Alice had stopped her conversation and was staring sideways at him.
"So I want you to search the area," Reacher said.
"We already searched the area."
"What kind of a radius?"
"Immediate surroundings."
"No, my guy says a mile or two north. You need to look under vegetation, in the cracks in the rock, pumping houses, anything there is. Some spot near where a vehicle could have pulled off the road."
"A mile or two north of the abandoned car?"
"My guy says not less than one, not more than two."
"On the left?"
"He’s pretty sure," Reacher said.
"You got a phone number?"
"I’ll call you back," Reacher said. "An hour from now."
He hung up. The woman with the baby was gone. Alice was still staring at him.
"What?" she said.
"We should have focused on Eugene before."
"Why?"
"Because what’s the one solid fact we’ve got here?"
"What?"
"Carmen didn’t shoot Sloop, that’s what."
"That’s an opinion, not a fact."
"No, it’s a fact, Alice. Believe me, I know these things."
She shrugged. "O.K., so?"
"So somebody else shot him. Which raises the question, why? We know Eugene is missing, and we know Sloop is dead. They were connected, lawyer and client. So let’s assume Eugene is dead, too, not just missing. For the sake of argument. They were working together on a deal that sprung Sloop from jail. Some kind of a big deal, because that isn’t easy. They don’t hand out remissions like candy. So it must have involved some heavy-duty information. Something valuable. Big trouble for somebody. Suppose that somebody took them both out, for revenge, or to stop the flow of information?"
"Where did you get this idea?"
"From Carmen, actually," he said. "She suggested that’s how I should do it. Off Sloop and make like stopping the deal was the pretext."
"So Carmen took her own advice."
"No, Carmen’s parallel," Reacher said. "She hated him, she had a motive, she’s all kinds of a liar, but she didn’t kill him. Somebody else did."
"Yes, for her."
"No," Reacher said. "It didn’t happen that way. She just got lucky. It was a parallel event. Like he was run over by a truck someplace else. Maybe she’s thrilled with the result, but she didn’t cause it."
"How sure are you?"
"Very sure. Any other way is ridiculous. Think about it, Alice. Anybody who shoots that well is a professional. Professionals plan ahead, at least a few days. And if she had hired a professional a few days ahead, why would she trawl around Texas looking for guys like me hitching rides? And why would she allow Sloop to be killed in her own bedroom, where she would be the number-one suspect? With her own gun?"
"So what do you think happened?"
"I think some hit team took Eugene out on Friday and covered their ass by hiding the body so it won’t be found until the trail is completely cold. Then they took Sloop out on Sunday and covered their ass by making it look like Carmen did it. In her bedroom, with her own gun."
"But she was with him. Wouldn’t she have noticed? Wouldn’t she have said?"

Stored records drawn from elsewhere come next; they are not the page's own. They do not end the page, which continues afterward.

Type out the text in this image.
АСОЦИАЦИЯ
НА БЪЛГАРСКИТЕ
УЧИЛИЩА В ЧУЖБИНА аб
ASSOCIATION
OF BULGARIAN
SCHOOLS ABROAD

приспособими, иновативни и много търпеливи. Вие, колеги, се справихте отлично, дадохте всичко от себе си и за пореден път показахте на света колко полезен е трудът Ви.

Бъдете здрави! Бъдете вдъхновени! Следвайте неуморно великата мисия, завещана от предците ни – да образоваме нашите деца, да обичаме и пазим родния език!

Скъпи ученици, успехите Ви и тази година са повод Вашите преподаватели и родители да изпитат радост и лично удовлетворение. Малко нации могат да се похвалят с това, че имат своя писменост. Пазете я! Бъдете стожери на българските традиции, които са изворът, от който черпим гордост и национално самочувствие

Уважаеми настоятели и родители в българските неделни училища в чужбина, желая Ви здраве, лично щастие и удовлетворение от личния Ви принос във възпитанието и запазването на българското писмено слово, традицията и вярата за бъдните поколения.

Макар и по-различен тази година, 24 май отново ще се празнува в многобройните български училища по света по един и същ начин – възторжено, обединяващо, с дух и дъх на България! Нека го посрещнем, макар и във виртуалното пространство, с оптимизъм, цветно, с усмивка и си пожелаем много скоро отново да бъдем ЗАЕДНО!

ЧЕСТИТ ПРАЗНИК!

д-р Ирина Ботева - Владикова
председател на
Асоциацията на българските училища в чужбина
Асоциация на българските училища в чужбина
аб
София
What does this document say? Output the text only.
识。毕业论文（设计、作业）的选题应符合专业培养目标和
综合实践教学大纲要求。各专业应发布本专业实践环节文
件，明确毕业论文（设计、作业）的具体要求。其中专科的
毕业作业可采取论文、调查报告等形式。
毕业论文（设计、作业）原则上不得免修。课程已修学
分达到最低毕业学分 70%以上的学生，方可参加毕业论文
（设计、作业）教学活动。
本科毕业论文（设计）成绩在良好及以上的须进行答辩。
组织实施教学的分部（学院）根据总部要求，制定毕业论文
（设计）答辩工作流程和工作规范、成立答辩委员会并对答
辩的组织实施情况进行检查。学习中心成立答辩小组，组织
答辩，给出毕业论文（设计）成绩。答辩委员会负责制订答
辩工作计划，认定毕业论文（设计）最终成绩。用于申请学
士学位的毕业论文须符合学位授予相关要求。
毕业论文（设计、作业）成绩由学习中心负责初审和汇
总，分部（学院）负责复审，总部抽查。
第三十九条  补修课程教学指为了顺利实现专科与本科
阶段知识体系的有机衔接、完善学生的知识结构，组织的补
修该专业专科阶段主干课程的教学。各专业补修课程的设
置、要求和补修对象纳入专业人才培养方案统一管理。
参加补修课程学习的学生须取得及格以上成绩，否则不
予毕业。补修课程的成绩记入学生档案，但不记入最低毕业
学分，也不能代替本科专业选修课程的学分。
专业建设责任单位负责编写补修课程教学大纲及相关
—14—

He paused. "Maybe she was with Ellie at the time. Maybe she walked back into the bedroom and found it done. Or maybe she was in the shower. Her hair was wet when they arrested her."
"Then she’d have heard the shots."
"Not with that shower. It’s like Niagara Falls. And a .22 pistol is quiet."
"How do you know where they’ll find Eugene’s body? Assuming you’re right?"
"I thought about how I would do it. They obviously had a vehicle of their own, out there in the middle of nowhere. So maybe they staged a breakdown or a flat. Flagged him down, forced him into their vehicle, drove him away. But they wouldn’t want to keep him in there long. Too risky. Two or three minutes maximum, I figure, which is a mile or two from a standing start."